Unmodified dextran polymers are water-soluble polysaccharides that have been used extensively in many biomaterial applications [51]. It is this water-solubility, however, that limits the broader use of dextran for drug delivery and tissue engineering, because drug carriers, implants, or scaffolds fabricated from dextran will dissolve in water within a matter of minutes [52]. Masking of the hydroxyl groups on the backbone of the dextran polymer can render this polymer water-insoluble and thereby increase its applicability in this field. Depending on the type of chemistry used, this protection can be pH responsive and, in so doing, a polymer that can be water soluble or insoluble upon demand can be synthesized [45,53,54]. In addition to PLGA, we have employed polymer 1, as a pH responsive polymer that is water-insoluble at physiological pH, but water-soluble in acidic environments [45]. This change in solubility is caused by the hydrogen-catalyzed cleavage of the acetal groups that chemically protect the hydroxyl groups of the unmodified dextran (Fig. 1). Here polymer 1 can potentially be used in the fabrication of pH sensitive carriers that can respond selectively to specific physiological or pathophysiological cues such as the extracellular matrix surrounding tumors and inflamed tissue [16,55].

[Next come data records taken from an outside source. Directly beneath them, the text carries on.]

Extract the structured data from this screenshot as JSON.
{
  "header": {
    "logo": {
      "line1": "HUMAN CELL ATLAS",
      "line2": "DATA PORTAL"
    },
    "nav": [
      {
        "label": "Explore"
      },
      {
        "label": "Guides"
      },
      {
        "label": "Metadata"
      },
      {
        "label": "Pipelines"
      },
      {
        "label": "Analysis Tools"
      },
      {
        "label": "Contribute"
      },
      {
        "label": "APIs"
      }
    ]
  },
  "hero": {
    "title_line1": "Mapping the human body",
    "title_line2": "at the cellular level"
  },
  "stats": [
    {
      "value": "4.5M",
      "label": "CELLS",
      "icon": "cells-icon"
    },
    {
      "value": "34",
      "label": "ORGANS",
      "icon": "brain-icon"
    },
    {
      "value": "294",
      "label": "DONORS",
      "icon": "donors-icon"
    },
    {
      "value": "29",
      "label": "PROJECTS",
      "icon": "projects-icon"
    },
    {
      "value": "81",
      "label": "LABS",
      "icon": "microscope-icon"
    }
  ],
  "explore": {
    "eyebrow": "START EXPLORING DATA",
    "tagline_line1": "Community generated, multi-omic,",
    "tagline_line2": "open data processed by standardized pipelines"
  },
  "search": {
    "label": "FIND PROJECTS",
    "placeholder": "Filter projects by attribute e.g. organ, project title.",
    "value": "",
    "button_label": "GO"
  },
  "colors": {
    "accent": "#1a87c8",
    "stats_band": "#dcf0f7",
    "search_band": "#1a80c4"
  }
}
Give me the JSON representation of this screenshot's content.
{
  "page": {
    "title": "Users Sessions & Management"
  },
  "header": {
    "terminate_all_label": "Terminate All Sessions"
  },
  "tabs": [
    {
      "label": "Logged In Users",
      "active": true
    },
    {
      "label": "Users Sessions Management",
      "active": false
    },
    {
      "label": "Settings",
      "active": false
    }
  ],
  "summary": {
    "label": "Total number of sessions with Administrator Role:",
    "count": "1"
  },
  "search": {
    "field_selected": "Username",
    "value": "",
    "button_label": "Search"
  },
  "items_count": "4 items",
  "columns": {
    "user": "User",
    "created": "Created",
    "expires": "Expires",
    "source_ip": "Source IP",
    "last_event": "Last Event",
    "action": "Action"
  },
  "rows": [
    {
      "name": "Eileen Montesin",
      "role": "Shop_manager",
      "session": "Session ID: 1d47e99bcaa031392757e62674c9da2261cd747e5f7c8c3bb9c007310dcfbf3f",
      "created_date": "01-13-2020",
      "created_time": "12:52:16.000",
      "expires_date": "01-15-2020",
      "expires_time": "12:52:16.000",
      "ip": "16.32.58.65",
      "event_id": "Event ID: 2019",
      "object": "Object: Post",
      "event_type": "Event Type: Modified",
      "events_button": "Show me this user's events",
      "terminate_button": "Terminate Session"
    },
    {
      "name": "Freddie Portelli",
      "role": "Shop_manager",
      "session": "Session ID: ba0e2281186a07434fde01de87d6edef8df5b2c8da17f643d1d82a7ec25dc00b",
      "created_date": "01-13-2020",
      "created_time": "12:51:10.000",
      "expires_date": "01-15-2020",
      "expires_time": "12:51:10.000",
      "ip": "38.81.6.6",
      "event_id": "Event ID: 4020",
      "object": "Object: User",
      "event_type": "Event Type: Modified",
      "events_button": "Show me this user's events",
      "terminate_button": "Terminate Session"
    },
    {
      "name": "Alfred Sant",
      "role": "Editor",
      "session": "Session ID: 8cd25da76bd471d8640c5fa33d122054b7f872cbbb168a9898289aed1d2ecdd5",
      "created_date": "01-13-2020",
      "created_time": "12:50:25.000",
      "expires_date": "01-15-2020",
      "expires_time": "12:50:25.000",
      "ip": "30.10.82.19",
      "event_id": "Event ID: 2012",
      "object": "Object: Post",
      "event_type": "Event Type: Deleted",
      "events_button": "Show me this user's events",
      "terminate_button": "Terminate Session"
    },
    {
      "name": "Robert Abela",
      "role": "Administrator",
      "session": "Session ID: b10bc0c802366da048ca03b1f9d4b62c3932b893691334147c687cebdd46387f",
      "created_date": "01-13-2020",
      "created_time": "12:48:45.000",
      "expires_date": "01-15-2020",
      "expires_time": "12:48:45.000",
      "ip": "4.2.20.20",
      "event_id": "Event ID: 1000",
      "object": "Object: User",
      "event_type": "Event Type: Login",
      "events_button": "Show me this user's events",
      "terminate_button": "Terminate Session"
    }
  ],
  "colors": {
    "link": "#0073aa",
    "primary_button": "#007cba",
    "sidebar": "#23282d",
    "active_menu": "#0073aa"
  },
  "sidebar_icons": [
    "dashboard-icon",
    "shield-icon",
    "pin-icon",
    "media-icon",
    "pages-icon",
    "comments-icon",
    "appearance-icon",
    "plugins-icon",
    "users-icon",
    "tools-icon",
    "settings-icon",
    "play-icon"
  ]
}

Polymer 1 was synthesized according to previously published procedures, [45] and the synthesis was characterized by NMRanalysis. Based on this analysis, approximately 75% of the hydroxyl moieties of the polysaccharide were protected with acetal groups. Among the protected moieties, the ratio of cyclic to noncyclic units was approximately 1.1:1. This degree of protection resulted in a polymer that was water-insoluble in physiological pH, while retaining some of its polar characteristics due to the small amount of free hydroxyl groups. Upon incubation at acidic pH, the acetal groups were cleaved, de-masking the original hydroxyl groups of the polysaccharide and lead to a water soluble polymer [45].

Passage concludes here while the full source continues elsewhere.